Consolidated self-financed R&D expenses totalled € 1,396 million (H1 2019: € 1,423 million).
Consolidated EBIT (reported) was € -1,559 million (H1 2019: € 2,093 million), including Adjustments totalling a net € -614 million. These Adjustments comprised:
- € -332 million related to A380 programme cost, of which € -299 million was in Q2;
- € -165 million related to the dollar pre-delivery payment mismatch and balance sheet valuation, of which € -31 million was in Q2;
- € -117 million of other costs, including compliance, of which € -82 million was in Q2. The consolidated reported loss per share of € -2.45 (H1 2019 earnings per share: € 1.54) includes the financial result of € -429 million (H1 2019: € -215 million). The financial result reflects a net € -212 million related to Dassault Aviation as well as the impairment of a loan to OneWeb, recorded in Q1 2020 for an amount of € -136 million. The consolidated net loss(2) was € -1,919 million (H1 2019 net income: € 1,197 million).
Consolidated free cash flow before M&A and customer financing amounted to € -12,440 million (H1 2019: € -3,981 million) of which € -4.4 billion was in Q2. The corresponding figure for Q1 2020 excluding the penalty payments - related to January’s compliance settlement with the authorities - was also at € -4.4 billion, demonstrating that cash containment measures including the adjustment of incoming supply started to become effective. These measures partially compensated for the reduced cash inflow from the low number of commercial aircraft deliveries in Q2.
Capital expenditure in H1 was stable year-on-year at around € 0.9 billion with Full-Year 2020 capex still expected to be around € 1.9 billion. Consolidated free cash flow was € -12,876 million (H1 2019: € -4,116 million). The consolidated net debt position was € -586 million on 30 June 2020 (year-end 2019 net cash position: € 12.5 billion) with a gross cash position of € 17.5 billion (year-end 2019: € 22.7 billion).
The Company’s Full-Year 2020 guidance was withdrawn in March. The impact of COVID-19 on the business continues to be assessed and given the limited visibility, in particular with respect to the delivery situation, no new guidance is issued.
Key post-closing events
In the frame of COVID-19, discussions are progressing with social partners. A restructuring provision is expected to be recognised once the necessary conditions are fulfilled. The amount is expected to be between € 1.2 billion and € 1.6 billion.

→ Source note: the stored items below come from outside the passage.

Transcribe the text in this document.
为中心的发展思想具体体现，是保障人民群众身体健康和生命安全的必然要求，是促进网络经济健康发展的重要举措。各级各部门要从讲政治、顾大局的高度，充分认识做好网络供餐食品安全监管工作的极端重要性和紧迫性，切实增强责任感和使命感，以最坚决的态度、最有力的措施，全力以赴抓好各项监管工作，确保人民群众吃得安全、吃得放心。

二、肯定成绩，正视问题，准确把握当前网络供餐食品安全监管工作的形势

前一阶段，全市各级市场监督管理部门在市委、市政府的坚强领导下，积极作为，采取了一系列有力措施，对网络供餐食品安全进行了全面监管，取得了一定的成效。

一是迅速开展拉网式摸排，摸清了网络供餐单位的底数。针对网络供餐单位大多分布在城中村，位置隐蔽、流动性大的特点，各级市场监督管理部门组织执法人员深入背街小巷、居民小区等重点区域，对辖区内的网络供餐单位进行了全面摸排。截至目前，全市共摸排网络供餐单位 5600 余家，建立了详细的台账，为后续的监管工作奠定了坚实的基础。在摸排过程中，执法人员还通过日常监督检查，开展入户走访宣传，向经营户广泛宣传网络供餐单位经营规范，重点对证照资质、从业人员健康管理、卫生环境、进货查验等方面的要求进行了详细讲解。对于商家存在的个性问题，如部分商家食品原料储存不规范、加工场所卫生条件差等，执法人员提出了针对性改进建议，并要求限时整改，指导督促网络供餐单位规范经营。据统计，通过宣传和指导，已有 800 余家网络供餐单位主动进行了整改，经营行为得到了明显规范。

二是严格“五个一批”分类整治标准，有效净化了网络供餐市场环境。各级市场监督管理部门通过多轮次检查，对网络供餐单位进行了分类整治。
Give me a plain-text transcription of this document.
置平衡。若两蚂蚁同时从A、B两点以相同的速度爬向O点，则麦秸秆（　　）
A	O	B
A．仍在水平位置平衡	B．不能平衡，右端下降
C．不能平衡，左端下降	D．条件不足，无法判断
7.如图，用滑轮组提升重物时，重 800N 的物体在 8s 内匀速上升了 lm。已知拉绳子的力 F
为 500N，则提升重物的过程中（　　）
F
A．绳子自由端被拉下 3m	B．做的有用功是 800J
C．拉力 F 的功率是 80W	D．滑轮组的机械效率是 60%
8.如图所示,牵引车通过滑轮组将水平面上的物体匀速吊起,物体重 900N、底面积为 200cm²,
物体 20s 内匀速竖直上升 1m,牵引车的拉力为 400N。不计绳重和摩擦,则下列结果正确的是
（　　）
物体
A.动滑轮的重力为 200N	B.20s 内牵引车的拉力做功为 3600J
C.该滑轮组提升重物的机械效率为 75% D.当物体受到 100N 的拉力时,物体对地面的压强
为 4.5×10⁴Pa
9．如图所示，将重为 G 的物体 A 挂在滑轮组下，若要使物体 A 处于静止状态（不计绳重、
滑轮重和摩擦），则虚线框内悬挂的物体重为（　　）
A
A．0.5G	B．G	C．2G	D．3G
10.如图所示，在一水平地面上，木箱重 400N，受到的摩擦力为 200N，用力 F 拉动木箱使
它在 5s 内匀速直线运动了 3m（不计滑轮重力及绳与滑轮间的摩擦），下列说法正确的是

The UK Serious Fraud Office (SFO) has requisitioned GPT Special Project Management Ltd (GPT) to appear in court for prosecution on a single corruption-related charge. GPT is a UK company that operated in Saudi Arabia which was acquired by Airbus in 2007 and ceased operations in April 2020. The SFO’s investigation related to contractual arrangements originating prior to GPT’s acquisition and continuing thereafter. A resolution of GPT, whatever its form, will not affect the 31 January 2020 UK Deferred Prosecution Agreement and a value has been provisioned in the Airbus accounts(3).

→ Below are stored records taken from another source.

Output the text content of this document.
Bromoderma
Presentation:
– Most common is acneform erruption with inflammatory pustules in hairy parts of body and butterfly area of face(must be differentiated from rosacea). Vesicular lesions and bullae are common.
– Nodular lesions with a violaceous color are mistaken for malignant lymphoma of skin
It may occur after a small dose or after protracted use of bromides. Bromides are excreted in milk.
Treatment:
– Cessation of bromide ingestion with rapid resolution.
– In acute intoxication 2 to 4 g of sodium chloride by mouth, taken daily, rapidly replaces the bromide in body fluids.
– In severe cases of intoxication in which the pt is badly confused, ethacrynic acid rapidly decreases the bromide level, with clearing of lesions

On 24 July 2020, the Company announced it had agreed with the governments of France and Spain to make amendments to the A350 Repayable Launch Investment (RLI) contracts to end the long-standing World Trade Organisation (WTO) dispute and remove any justification for US tariffs. After 16 years of litigation at the WTO, this final step removes the last contentious point by amending the French and Spanish contracts to what the WTO considers the appropriate interest rate and risk assessment benchmarks(3).